63. Une étude menée au Canada et publiée en 2009 a révélé que les accouchements prévus pour se dérouler à domicile avec l’assistance d’une sage-femme agréée étaient associés à un taux extrêmement faible et comparable de mortalité périnatale et un taux moindre d’interventions obstétriques et d’autres issues périnatales défavorables par rapport aux accouchements prévus à l’hôpital avec l’assistance d’une sage-femme ou d’un médecin[4].

64. D’après une autre étude publiée en 2012, les essais randomisés n’ont pas permis de démontrer solidement qu’il faudrait privilégier la planification de l’accouchement à domicile ou à l’hôpital pour les femmes enceintes à faible risque. Les essais ont par contre révélé que les femmes vivant dans une région où elles ne sont pas bien informées sur l’accouchement à domicile pourraient accueillir favorablement des essais bien pensés sur le plan éthique qui garantiraient que le choix est fait en toute connaissance de cause[5]. Une étude comparative entre les modèles dans lesquels les soins sont confiés aux sages-femmes et ceux dans lesquels ils sont dirigés par un médecin ou partagés, qui portait sur onze essais concernant un total de 12 276 femmes, a conclu que les premiers comportaient plusieurs avantages pour les mères et les bébés et qu’ils n’avaient pas d’effets indésirables, en prenant en considération les données sur les pertes fœtales et la mortalité néonatale[6].

65. Il ressort des résultats d’une étude menée aux Pays-Bas, publiés en 2009, que la planification d’un accouchement à domicile n’augmente pas les risques de mortalité périnatale ou de morbidité périnatale grave chez les femmes à faible risque si le modèle de soins de maternité soutient ce choix par la mise à disposition, d’une part, de sages-femmes hautement qualifiées et, d’autre part, d’un bon système de transport et de transfert[7]. D’après une autre étude néerlandaise publiée en 2010, les enfants de femmes à faible risque dont le travail a débuté à un niveau de soins primaires présentent en revanche un risque supérieur de mortalité périnatale liée à l’accouchement que les enfants de femmes à haut risque dont le travail a débuté à un niveau de soins secondaires. Il est particulièrement préoccupant que le taux de mortalité le plus élevé ait été constaté chez les enfants de femmes transférées d’un niveau de soins primaires à un niveau de soins secondaires pendant le travail à la suite d’une complication[8].

66. Les auteurs d’une étude réalisée en Suisse ont affirmé dans leurs conclusions, en 1996, que les femmes en bonne santé à faible risque qui souhaitaient accoucher à domicile n’étaient exposées à un risque accru ni pour elles-mêmes, ni pour leurs bébés[9].
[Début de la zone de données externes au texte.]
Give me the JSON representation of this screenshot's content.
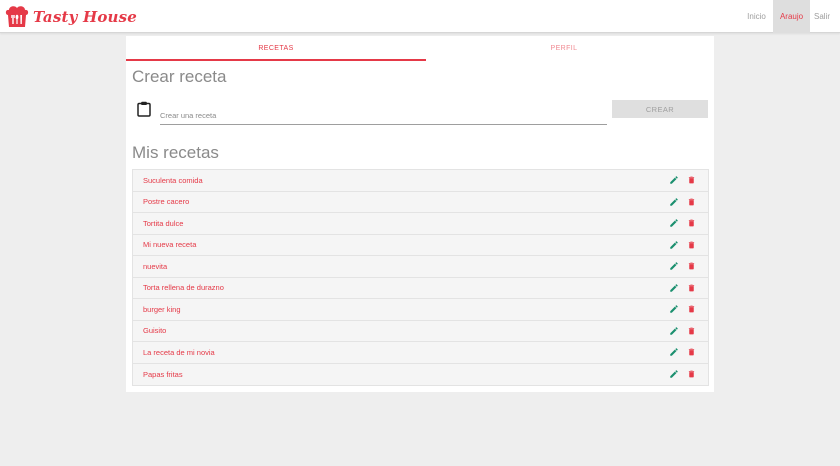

67. Une étude menée au Royaume-Uni et publiée en 2011 a abouti à la conclusion que, pour les femmes en bonne santé ayant une grossesse à faible risque, l’incidence des issues périnatales défavorables est faible dans tous les environnements d’accouchement. Pour les femmes multipares en bonne santé ayant une grossesse à faible risque, il n’existe aucune différence au niveau des issues périnatales défavorables entre un accouchement prévu à domicile ou dans un service sous la responsabilité de sages-femmes et un accouchement prévu dans un service obstétrique. Pour les femmes nullipares en bonne santé ayant une grossesse à faible risque, le risque d’issue périnatale défavorable semble plus élevé lors des accouchements prévus pour se dérouler à domicile, et le taux de transfert intrapartum est élevé dans tous les environnements autres qu’un service obstétrique[10]. Une autre étude fondée sur des données recueillies en Angleterre et au pays de Galles entre 1994 et 2003 a mis en lumière que les femmes qui avaient prévu un accouchement à domicile et donné naissance à leur bébé chez elles présentaient apparemment un taux de mortalité périnatale généralement faible au cours du travail et de l’accouchement. En revanche, il s’est avéré que les femmes qui avaient prévu un accouchement à domicile, mais ont ensuite dû être transférées à l’hôpital affichaient le risque le plus élevé de mortalité périnatale au cours de la période de l’étude[11].

EN DROIT

I. JONCTION DES REQUÊTES

68. La Cour constate que l’objet des requêtes nos 28859/11 et 28473/12 est similaire. Conformément à l’article 42 du règlement, il est donc opportun de joindre ces affaires.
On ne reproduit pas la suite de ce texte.